Wednesday, July 3, 2013

Panama Bound

Bruce MacFadden,  curator of vertebrate paleontology at the Florida Museum of
Natural History and principal investigator on the Panama Canal Project.

UF Explore magazine editor Joe Kays will be in Panama July 11-20 with scientists from the Florida Museum of Natural History as they search for fossils during the expansion of the Panama Canal. 

The New World Tropics have extraordinarily high biodiversity that is threatened by global climate change, human impacts and extinction. Little is known about when this biodiversity originated and how it evolved. During the initial excavations for the Panama Canal a century ago, the Smithsonian Institution made natural history and geological collections that documented modern and ancient biodiversity in the NWT. 

In 2008 Panama initiated a decade-long, $7 billion project to expand the canal. This expansion is providing a once-in-a-century opportunity to access new rock outcrops rich in fossil diversity.
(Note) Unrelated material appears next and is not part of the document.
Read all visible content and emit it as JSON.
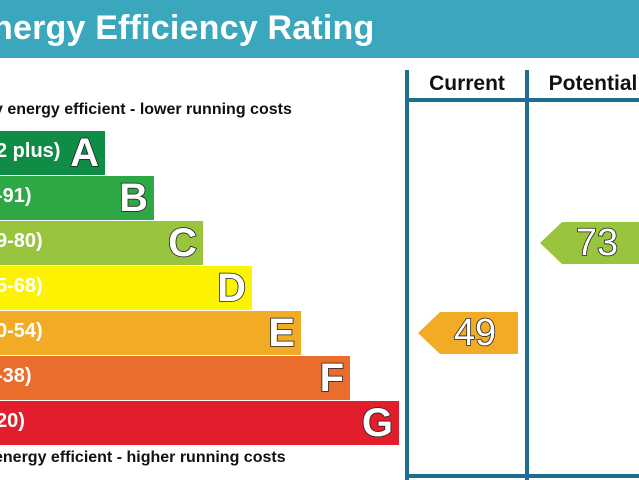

The project is expanding researchers’ understanding of global changes that occurred when the Isthmus of Panama formed, creating a land bridge between North America and South America. 

Fact: The Panama Canal expansion project began in 2007 and is estimated to be completed by 2015 at a cost of $5.3 billion. The expansion project will more than double the canal's capacity, enabling it to accommodate ships that are too large to traverse the existing canal. The United States and China are the top users of the canal.